Elle lança la canne sur lui et atteignit, mais l'animal parvient à s'échapper tout en boitant d'une patte.

Elle revint vers moi triomphante, essoufflée : - Je l'ai vu remuer dans l'herbe, dit-elle, je l'ai atteint.

- Oui, vous l'avez atteint, vous lui avez cassé une patte, lui dis-je avec quelque froideur.

- Vous lui avez fait mal, s'écria le petit garçon d'un ton peiné.

- Pauvre petite bête! s'écria-t-elle, changeant soudain de manières. Je suis bien fâchée de l'avoir blessée.

Elle avait l'air tout à fait décontenancée par cet incident et causa très peu pendant le reste de notre promenade.

Pour ma part, je ne pouvais guère la blâmer.

C'était évidemment une explosion du vieil instinct qui pousse le sauvage vers une proie, bien que cela produisit une impression assez désagréable de la part d'une jeune dame vêtue à la dernière mode et sur une grande route d'Angleterre.

Un jour qu'elle était sortie, John Thurston me fit jeter un coup d'oeil dans la chambre qu'elle habitait.

Elle avait là une quantité de bibelots hindous, qui prouvait qu'elle était venue de son pays natal avec une ample cargaison.

Son amour d'Orientale pour les couleurs vives se manifestait d'une façon amusante.

Elle était allée à la ville où se tenait le marché, y avait acheté beaucoup de feuilles de papier rouge et bleu, qu'elle avait fixées au moyen d'épingles sur le revêtement de couleur sombre que jusqu'alors couvrait le mur.

Elle avait aussi du clinquant qu'elle avait réparti dans les endroits les plus en vue, et pourtant il semblait qu'il y ait quelque chose de touchant dans cet effort pour reproduire l'éclat des tropiques dans cette froide habitation anglaise.

Pendant les quelques premiers jours que j'avais passés à Dunkelthwaite, les singuliers rapports qui existaient entre miss Warrender et le secrétaire avaient simplement excité ma curiosité, mais après des semaines, et quand je me fus intéressé davantage a la belle Anglo-Indienne, un sentiment plus profond et plus personnel s'empara de moi.

Je me mis le cerveau à la torture pour deviner quel était le lien qui les unissait.

Comme se faisait-il que tout en montrant de la façon la plus évidente qu'elle ne voulait pas de sa société pendant le jour, elle se promenait seule avec lui, la nuit venue ?

Il était possible que l'aversion qu'elle manifestait envers lui devant des tiers fût une ruse pour cacher ses véritables sentiments.

Une telle supposition amenait à lui attribuer une profondeur de dissimulation naturelle que semblait démentir la franchise de son regard, la netteté et la fierté de ses traits.

Et pourtant quelle autre hypothèse pourrait expliquer le pouvoir incontestable qu'il exerçait sur elle!
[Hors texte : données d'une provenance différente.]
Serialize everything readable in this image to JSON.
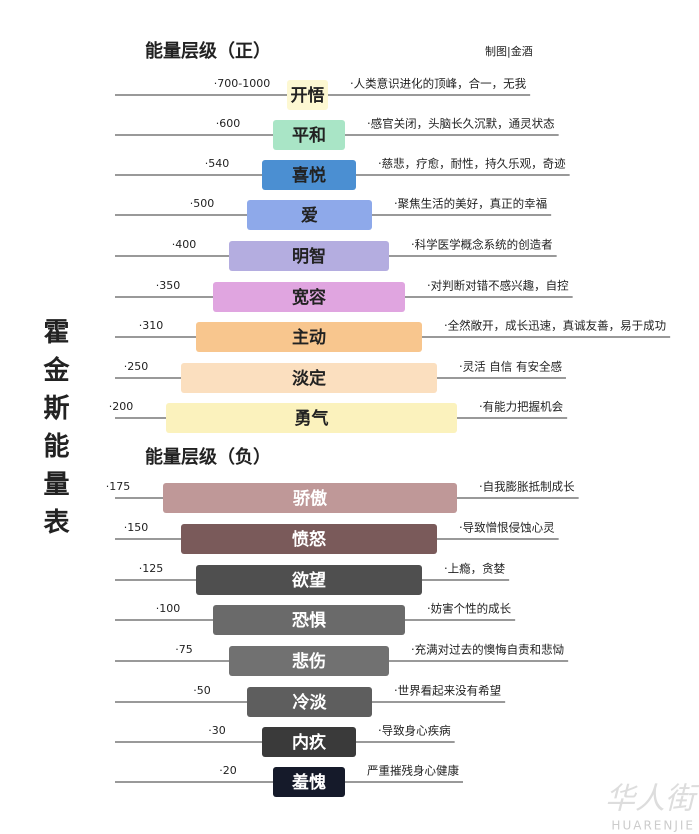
{
  "header": {
    "title": "霍金斯能量表",
    "credit": "制图|金酒"
  },
  "positive": {
    "title": "能量层级（正）",
    "rows": [
      {
        "level": "·700-1000",
        "name": "开悟",
        "description": "·人类意识进化的顶峰，合一，无我"
      },
      {
        "level": "·600",
        "name": "平和",
        "description": "·感官关闭，头脑长久沉默，通灵状态"
      },
      {
        "level": "·540",
        "name": "喜悦",
        "description": "·慈悲，疗愈，耐性，持久乐观，奇迹"
      },
      {
        "level": "·500",
        "name": "爱",
        "description": "·聚焦生活的美好，真正的幸福"
      },
      {
        "level": "·400",
        "name": "明智",
        "description": "·科学医学概念系统的创造者"
      },
      {
        "level": "·350",
        "name": "宽容",
        "description": "·对判断对错不感兴趣，自控"
      },
      {
        "level": "·310",
        "name": "主动",
        "description": "·全然敞开，成长迅速，真诚友善，易于成功"
      },
      {
        "level": "·250",
        "name": "淡定",
        "description": "·灵活 自信 有安全感"
      },
      {
        "level": "·200",
        "name": "勇气",
        "description": "·有能力把握机会"
      }
    ]
  },
  "negative": {
    "title": "能量层级（负）",
    "rows": [
      {
        "level": "·175",
        "name": "骄傲",
        "description": "·自我膨胀抵制成长"
      },
      {
        "level": "·150",
        "name": "愤怒",
        "description": "·导致憎恨侵蚀心灵"
      },
      {
        "level": "·125",
        "name": "欲望",
        "description": "·上瘾，贪婪"
      },
      {
        "level": "·100",
        "name": "恐惧",
        "description": "·妨害个性的成长"
      },
      {
        "level": "·75",
        "name": "悲伤",
        "description": "·充满对过去的懊悔自责和悲恸"
      },
      {
        "level": "·50",
        "name": "冷淡",
        "description": "·世界看起来没有希望"
      },
      {
        "level": "·30",
        "name": "内疚",
        "description": "·导致身心疾病"
      },
      {
        "level": "·20",
        "name": "羞愧",
        "description": "严重摧残身心健康"
      }
    ]
  },
  "watermark": {
    "logo": "华人街",
    "text": "HUARENJIE"
  }
}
Cette influence perçait en bien des circonstances, mais il en usait d'une façon si tranquille, si dissimulée qu'il fallait une observation attentive pour s'apercevoir de sa réalité.

Je l'ai surpris lui lançant un regard si impérieux, même si menaçant, a ce qu'il me semblait, que le moment d'après, j'avais peine à croire que cette figure pâle et dépourvue d'expression fût capable d'en prendre une aussi marquée.

Lorsqu'il la regardait ainsi, elle se démenait, elle frissonnait comme si elle avait éprouvé de la souffrance physique.

« Décidément, me dis-je, c'est de la crainte et non de l'amour qui produit de tels effets. » Cette question m'intéresse tant, que j'en parle a mon ami John.

Il était, à ce moment-là, dans son petit laboratoire, abîmé dans une série de manipulations, de distillations qui devaient aboutir a la production d'un gaz fétide, et nous faire tousser en nous prenant à la gorge.

Je profite de la circonstance qui nous obligeait à respirer le grand air, pour l'interroger sur quelques points sur lesquels je désirais être renseigné.

- Depuis combien de temps disiez-vous que miss Warrender se trouve chez votre oncle ? demandai-je.

John me jeta un regard narquois et agita son doigt taché d'acide.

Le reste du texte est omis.